Using last year’s rate of 3082 homers per 101450 plate appearances, I simulated 100,000 seasons each consisting of 101269 plate appearances – the number of appearances made in the first half of 2017. To keep the code simple, I recorded only the number of home runs in each season. If the rates were the same, the numbers would be clustered around 3077. In fact, in those 100,000 seasons, the median and mean were both 3076, and the distribution shown above has a clear peak in that region. Note in the bottom right corner, the distribution’s tail basically disappears above 3300; in those 100,000 seasons, the most home runs recorded was 3340 – 3 fewer than this year’s numbers. In fact, the probability of having LESS than 3343 home runs is 0.9999992. If everything is the same as last year, the probability of this year’s home runs occurring simply by chance is .0000008, or roughly 8 in 10 million.

“Let’s assume for the moment that those numbers are significantly different from last year – that the statistical fluctuation isn’t due to weather, “dumb luck,” or anything else….”

OK, but what happens to your results if we do not assume this?

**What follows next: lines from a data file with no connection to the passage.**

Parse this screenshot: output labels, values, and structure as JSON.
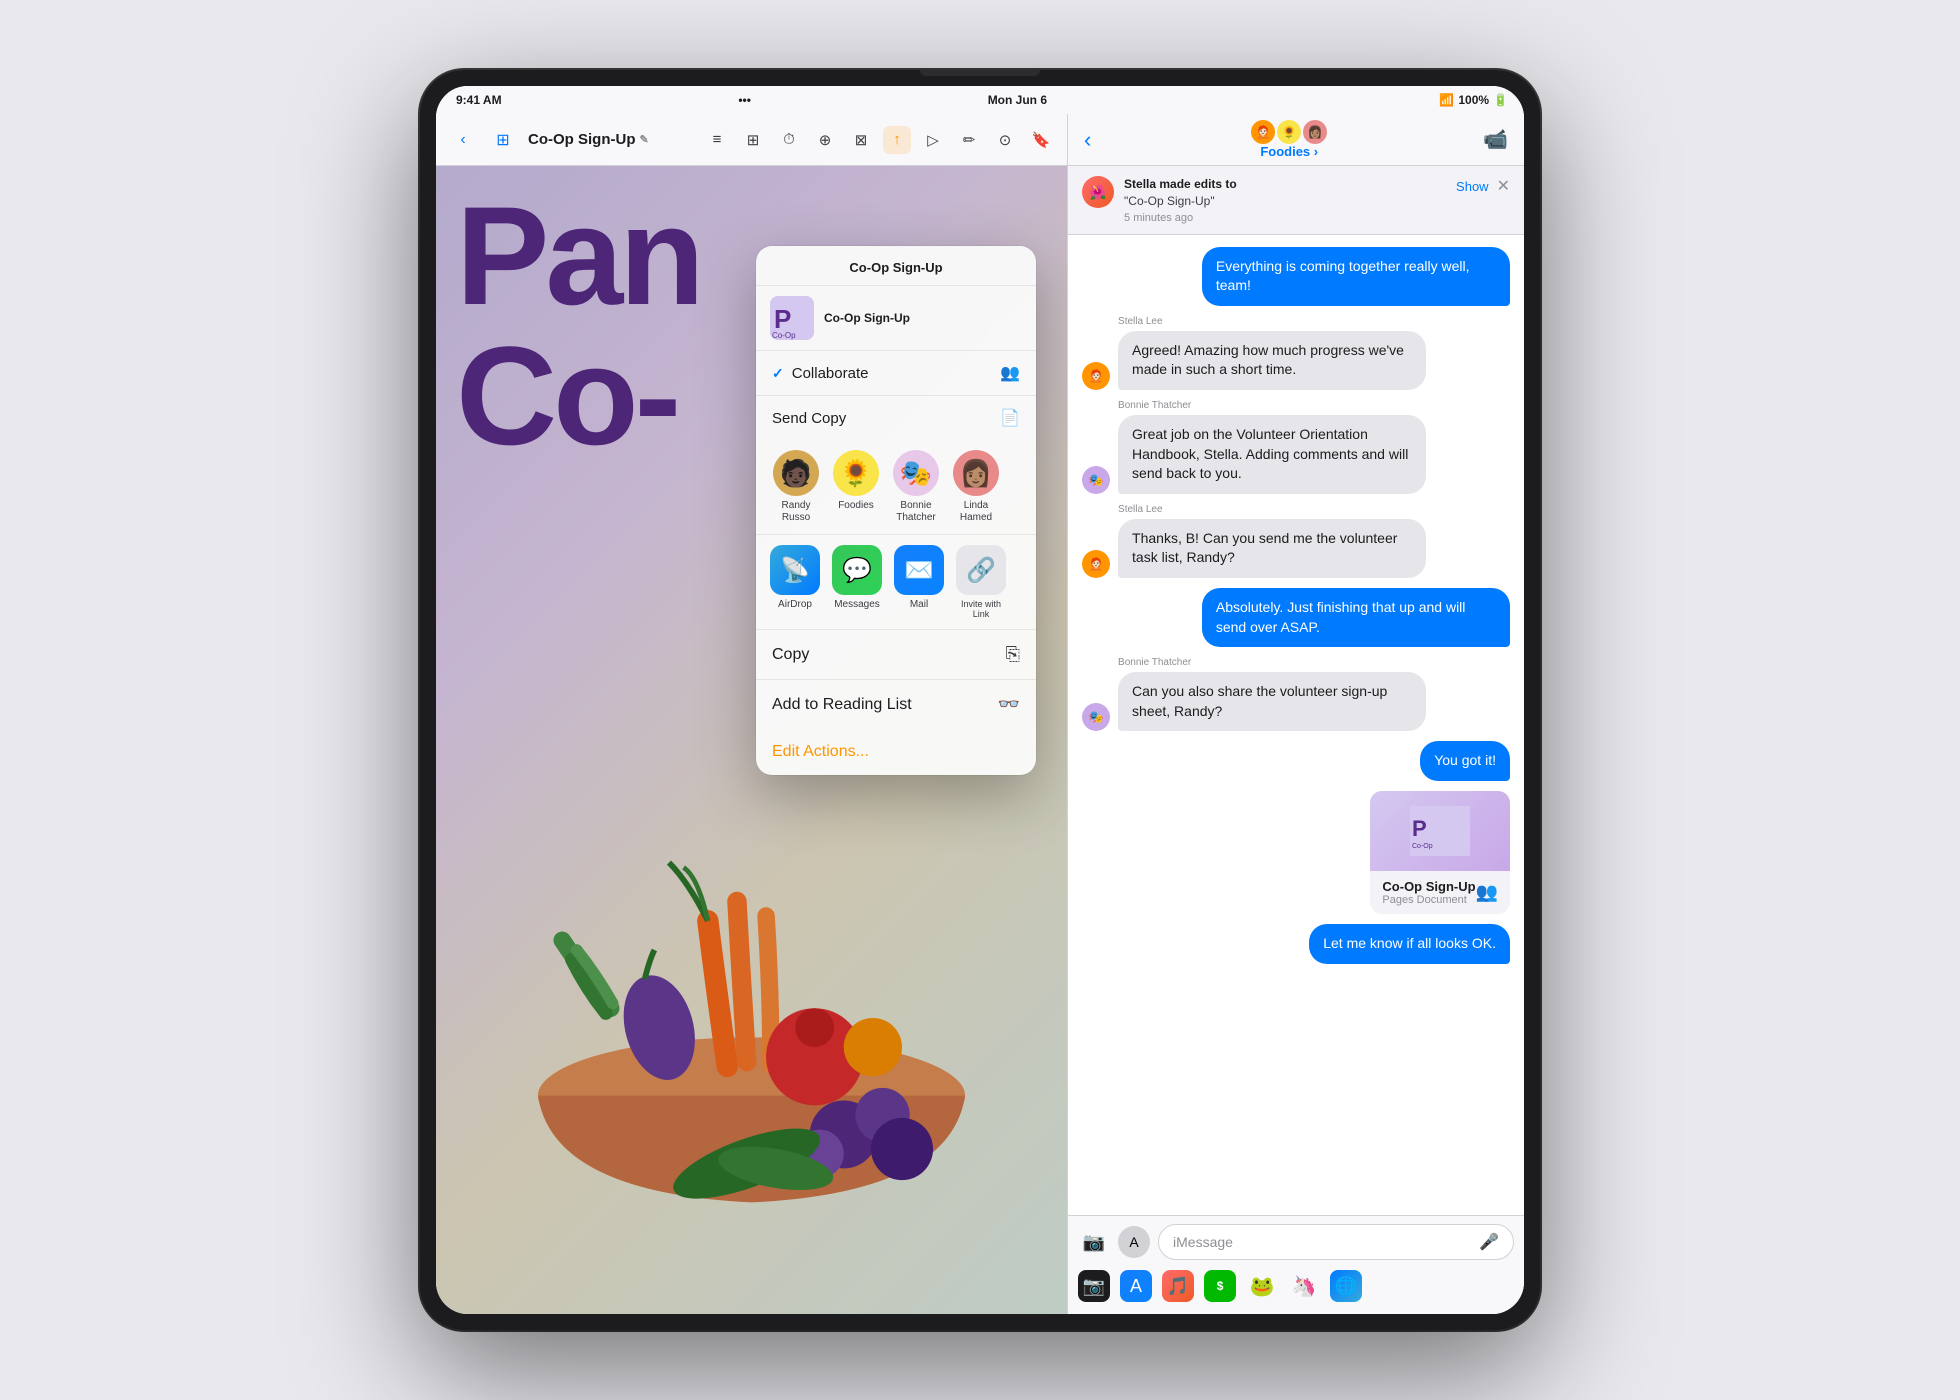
{
  "device": {
    "title": "iPad with Co-Op Sign-Up Pages and Messages"
  },
  "pages_status": {
    "time": "9:41 AM",
    "date": "Mon Jun 6"
  },
  "messages_status": {
    "wifi": "WiFi",
    "battery": "100%"
  },
  "pages_toolbar": {
    "back_label": "‹",
    "doc_title": "Co-Op Sign-Up",
    "edit_indicator": "✎",
    "icons": [
      "≡",
      "⊞",
      "⏱",
      "⊕",
      "⊠",
      "✿",
      "↑",
      "▷",
      "✏",
      "⊙",
      "🔖"
    ]
  },
  "document": {
    "large_text_line1": "Pan",
    "large_text_line2": "Co-"
  },
  "share_sheet": {
    "title": "Co-Op Sign-Up",
    "preview_title": "Co-Op Sign-Up",
    "collaborate_label": "Collaborate",
    "send_copy_label": "Send Copy",
    "people": [
      {
        "name": "Randy\nRusso",
        "avatar": "🧑🏿",
        "bg": "#d4a853"
      },
      {
        "name": "Foodies",
        "avatar": "🌻",
        "bg": "#f9e44a"
      },
      {
        "name": "Bonnie\nThatcher",
        "avatar": "🎭",
        "bg": "#e8c8e8"
      },
      {
        "name": "Linda\nHamed",
        "avatar": "👩🏽",
        "bg": "#e88a8a"
      }
    ],
    "apps": [
      {
        "name": "AirDrop",
        "icon": "📡"
      },
      {
        "name": "Messages",
        "icon": "💬"
      },
      {
        "name": "Mail",
        "icon": "✉️"
      },
      {
        "name": "Invite with\nLink",
        "icon": "🔗"
      }
    ],
    "actions": [
      {
        "label": "Copy",
        "icon": "⎘"
      },
      {
        "label": "Add to Reading List",
        "icon": "👓"
      }
    ],
    "edit_actions_label": "Edit Actions..."
  },
  "messages": {
    "group_name": "Foodies ›",
    "notification": {
      "text": "Stella made edits to",
      "doc_name": "\"Co-Op Sign-Up\"",
      "time": "5 minutes ago",
      "show_label": "Show"
    },
    "conversations": [
      {
        "type": "outgoing",
        "text": "Everything is coming together really well, team!",
        "bubble": "outgoing"
      },
      {
        "type": "incoming",
        "sender": "Stella Lee",
        "avatar": "🧑🏻‍🦰",
        "bg": "#ff9500",
        "text": "Agreed! Amazing how much progress we've made in such a short time.",
        "bubble": "incoming"
      },
      {
        "type": "incoming",
        "sender": "Bonnie Thatcher",
        "avatar": "🎭",
        "bg": "#c8a8e8",
        "text": "Great job on the Volunteer Orientation Handbook, Stella. Adding comments and will send back to you.",
        "bubble": "incoming"
      },
      {
        "type": "incoming",
        "sender": "Stella Lee",
        "avatar": "🧑🏻‍🦰",
        "bg": "#ff9500",
        "text": "Thanks, B! Can you send me the volunteer task list, Randy?",
        "bubble": "incoming"
      },
      {
        "type": "outgoing",
        "text": "Absolutely. Just finishing that up and will send over ASAP.",
        "bubble": "outgoing"
      },
      {
        "type": "incoming",
        "sender": "Bonnie Thatcher",
        "avatar": "🎭",
        "bg": "#c8a8e8",
        "text": "Can you also share the volunteer sign-up sheet, Randy?",
        "bubble": "incoming"
      },
      {
        "type": "outgoing",
        "text": "You got it!",
        "bubble": "outgoing"
      },
      {
        "type": "doc-attachment",
        "doc_name": "Co-Op Sign-Up",
        "doc_type": "Pages Document"
      },
      {
        "type": "outgoing",
        "text": "Let me know if all looks OK.",
        "bubble": "outgoing"
      }
    ],
    "input_placeholder": "iMessage"
  }
}
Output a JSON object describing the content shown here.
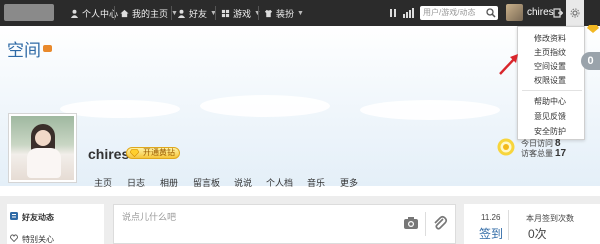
{
  "nav": {
    "items": [
      {
        "label": "个人中心",
        "icon": "person-icon"
      },
      {
        "label": "我的主页",
        "icon": "home-icon"
      },
      {
        "label": "好友",
        "icon": "friends-icon"
      },
      {
        "label": "游戏",
        "icon": "game-icon"
      },
      {
        "label": "装扮",
        "icon": "shirt-icon"
      }
    ],
    "search_placeholder": "用户/游戏/动态",
    "username": "chires"
  },
  "page": {
    "title": "空间"
  },
  "dropdown": {
    "group1": [
      "修改资料",
      "主页指纹",
      "空间设置",
      "权限设置"
    ],
    "group2": [
      "帮助中心",
      "意见反馈",
      "安全防护"
    ]
  },
  "badge_count": "0",
  "profile": {
    "name": "chires",
    "vip_label": "开通黄钻"
  },
  "menu": [
    "主页",
    "日志",
    "相册",
    "留言板",
    "说说",
    "个人档",
    "音乐",
    "更多"
  ],
  "stats": {
    "row1_label": "今日访问",
    "row1_value": "8",
    "row2_label": "访客总量",
    "row2_value": "17"
  },
  "left_panel": [
    {
      "label": "好友动态",
      "icon": "feed-icon"
    },
    {
      "label": "特别关心",
      "icon": "heart-icon"
    }
  ],
  "post": {
    "placeholder": "说点儿什么吧"
  },
  "signin": {
    "date": "11.26",
    "button": "签到",
    "month_label": "本月签到次数",
    "month_count": "0次"
  },
  "colors": {
    "nav_bg": "#2b2b2b",
    "accent": "#2f6aa6",
    "vip": "#f6c53a"
  }
}
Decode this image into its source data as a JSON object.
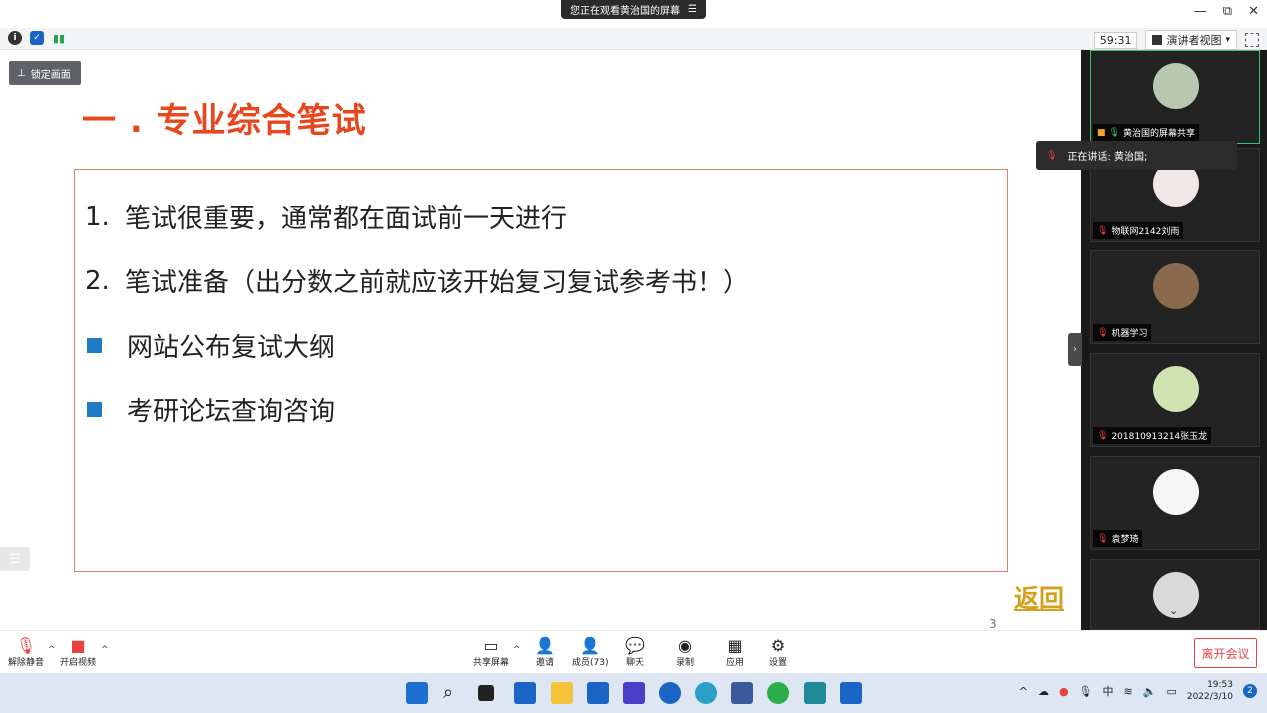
{
  "banner": {
    "text": "您正在观看黄治国的屏幕",
    "icon": "menu-icon"
  },
  "window": {
    "minimize": "—",
    "restore": "⧉",
    "close": "✕"
  },
  "toolbar": {
    "timer": "59:31",
    "presenter_view": "演讲者视图",
    "presenter_caret": "▾"
  },
  "slide": {
    "lock_label": "锁定画面",
    "title": "一 . 专业综合笔试",
    "lines": [
      {
        "num": "1.",
        "text": "笔试很重要，通常都在面试前一天进行"
      },
      {
        "num": "2.",
        "text": "笔试准备（出分数之前就应该开始复习复试参考书！）"
      },
      {
        "bullet": "square",
        "text": "网站公布复试大纲"
      },
      {
        "bullet": "square",
        "text": "考研论坛查询咨询"
      }
    ],
    "back_label": "返回",
    "page_number": "3"
  },
  "speaking_tooltip": {
    "text": "正在讲话: 黄治国;"
  },
  "participants": [
    {
      "label": "黄治国的屏幕共享",
      "avatar_color": "#b9c8b0"
    },
    {
      "label": "物联网2142刘雨",
      "avatar_color": "#f3e6e6"
    },
    {
      "label": "机器学习",
      "avatar_color": "#8a6a4e"
    },
    {
      "label": "201810913214张玉龙",
      "avatar_color": "#cfe4b0"
    },
    {
      "label": "袁梦琦",
      "avatar_color": "#f7f7f7"
    },
    {
      "label": "",
      "avatar_color": "#d9d9d9"
    }
  ],
  "controls": {
    "unmute": "解除静音",
    "start_video": "开启视频",
    "share_screen": "共享屏幕",
    "invite": "邀请",
    "members": "成员(73)",
    "chat": "聊天",
    "record": "录制",
    "apps": "应用",
    "settings": "设置",
    "leave": "离开会议"
  },
  "taskbar": {
    "tray_ime": "中",
    "time": "19:53",
    "date": "2022/3/10",
    "notifications": "2"
  },
  "colors": {
    "accent_red": "#e8461c",
    "bullet_blue": "#1f7ac7",
    "back_gold": "#d4a017",
    "leave_red": "#e84545"
  }
}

Can we track weather/temperatures and find out if a ball travels better at certain specific temperatures (or during some other weather related event); and see if maybe more games have been played during such an event/degree this year? (hey, they keep telling me global warming is a thing, don’t ya know).

Is it worthwhile to determine whether this phenomenon is happening in every stadium or if it is only happening in some? That could possibly lead to determining certain factors are in act not contributing to the result.

Sure, in principle those are things we could track, although it would involve a more concerted data collection effort. For example, it’s probably humidity, rather than temperature, that has the biggest weather-related effect on ball travel, but weather reports for baseball games typically only include precipitation and temperature.

As far as stadium-level effects, there’s probably a two-stage strategy for evaluating the stadium and correcting for the unbalanced nature of first-half schedules. (Some teams face the Dodgers a lot before the break, and some teams face the Padres.) Controlling for the DH would be trivial (in fact, I’ve done it in much much older posts).

So, yeah, it would be possible, but it would be hard to write up in 20 minutes and 500 words.